I am committed to making sure those with diabetes have easier access to care.–Rep. Tom Reed, facebook, July 31
Reportedly, Rep. Tom Reed (R-NY) and Rep. Terri Sewell (D-AL) have introduced The Diabetic Vision Loss and Blindness Prevention Act of 2018, which would allow people on Medicare to go to their family doctors for diabetic eye disease testing. The bill has been renamed as H.R.6639 – To amend title XVIII of the Social Security Act to provide for coverage under the Medicare program of digital retinal imaging with remote interpretation. Rep. Sewell is a Democrat, so this bill is said to be bipartisan. Nether the text of the bill nor a CRS summary is yet available. This bill is said to be needed because currently Medicare will only reimburse specialists for diabetic eye care. An article in The Corning Leader explains:
There is no fair reason for diabetics on Medicare to wait to see a specialist for a simple test their family doctor has the ability to conduct.–Rep. Tom Reed
In my case, I needn’t wait–I make the next appointment at the end of the current one, six months or a year in advance.
Today’s bill is a commonsense fix that will give more constituents living with diabetes access to the eye screenings they need close to home. —Rep. Terri Sewell
If one lives where there are no Ophthalmologists, and a family doctor can do the exam, this would be good. I don’t think my family doctor has the time, experience, or equipment needed to do eye exams, even though she may be capable of it. Tom’s bill envisions the use of remote interpretation, presumably by a specialist. I have no idea what equipment and arrangements would be needed to make that work.

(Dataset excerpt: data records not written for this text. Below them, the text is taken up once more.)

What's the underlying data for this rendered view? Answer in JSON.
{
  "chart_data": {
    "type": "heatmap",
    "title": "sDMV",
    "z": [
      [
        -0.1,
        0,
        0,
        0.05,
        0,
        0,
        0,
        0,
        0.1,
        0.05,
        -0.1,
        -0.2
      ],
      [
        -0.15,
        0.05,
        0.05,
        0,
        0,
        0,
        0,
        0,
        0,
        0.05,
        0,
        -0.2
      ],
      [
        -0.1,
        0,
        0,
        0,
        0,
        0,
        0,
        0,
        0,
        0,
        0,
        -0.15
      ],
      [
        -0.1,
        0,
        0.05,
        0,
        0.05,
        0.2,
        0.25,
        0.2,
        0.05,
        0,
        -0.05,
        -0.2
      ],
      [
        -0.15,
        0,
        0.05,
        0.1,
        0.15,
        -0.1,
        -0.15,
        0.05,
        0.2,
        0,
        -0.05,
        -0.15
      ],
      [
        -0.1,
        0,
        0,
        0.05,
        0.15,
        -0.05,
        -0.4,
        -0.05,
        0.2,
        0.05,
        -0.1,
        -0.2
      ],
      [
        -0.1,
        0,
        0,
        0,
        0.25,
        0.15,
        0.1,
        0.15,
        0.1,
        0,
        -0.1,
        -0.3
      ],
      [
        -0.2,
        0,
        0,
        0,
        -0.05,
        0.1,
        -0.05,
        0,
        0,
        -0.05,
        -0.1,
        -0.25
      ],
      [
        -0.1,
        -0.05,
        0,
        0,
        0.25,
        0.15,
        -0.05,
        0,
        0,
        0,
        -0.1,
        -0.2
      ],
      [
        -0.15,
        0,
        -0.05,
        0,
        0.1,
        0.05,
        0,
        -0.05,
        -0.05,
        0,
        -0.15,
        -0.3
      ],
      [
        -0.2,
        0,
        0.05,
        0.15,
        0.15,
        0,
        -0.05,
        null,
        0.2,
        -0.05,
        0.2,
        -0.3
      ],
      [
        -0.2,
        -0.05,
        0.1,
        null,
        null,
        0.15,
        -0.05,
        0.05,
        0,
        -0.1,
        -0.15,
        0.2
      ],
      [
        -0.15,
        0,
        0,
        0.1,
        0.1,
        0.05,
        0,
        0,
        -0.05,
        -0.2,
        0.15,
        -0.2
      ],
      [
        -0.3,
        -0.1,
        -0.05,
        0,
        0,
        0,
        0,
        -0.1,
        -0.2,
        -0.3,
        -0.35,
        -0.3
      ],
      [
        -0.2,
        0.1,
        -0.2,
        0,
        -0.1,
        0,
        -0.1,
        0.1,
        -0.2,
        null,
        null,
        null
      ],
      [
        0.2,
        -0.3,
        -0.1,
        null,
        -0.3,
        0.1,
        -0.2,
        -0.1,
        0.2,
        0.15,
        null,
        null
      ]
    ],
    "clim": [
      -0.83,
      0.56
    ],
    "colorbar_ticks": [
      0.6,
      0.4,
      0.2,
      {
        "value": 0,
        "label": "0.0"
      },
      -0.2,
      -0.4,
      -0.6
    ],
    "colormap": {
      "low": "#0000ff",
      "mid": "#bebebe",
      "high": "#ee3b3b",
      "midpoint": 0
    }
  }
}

Tom has previously suggested use of remote interpretation. A patient would see a provider, not necessarily a doctor, who would consult with an expert via a video link if necessary. This could be a convenience for the patient, but also would be a shift away from a direct connection between patient and doctor to a model of cut-rate medical care. Is this what Tom means by “patient centered?”
The Diabetic Vision Loss and Blindness Prevention Act of 2018 reform the reimbursement requirements for Medicare and allow primary care doctor testing reimbursements.
If a primary care doctor did an eye exam during a routine visit Medicare wouldn’t pay for the visit? That does seem strange if true.
Dr. Robert Berke of Chautauqua Family Health Services has seen first-hand how diabetic retinal eye exams in the primary care setting improve access to critical, vision-saving tests.
Would one have to drive far in Chautauqua County to see an Ophthalmologist, or is this an attempt to entice patients who might need a specialist to accept lower cost care?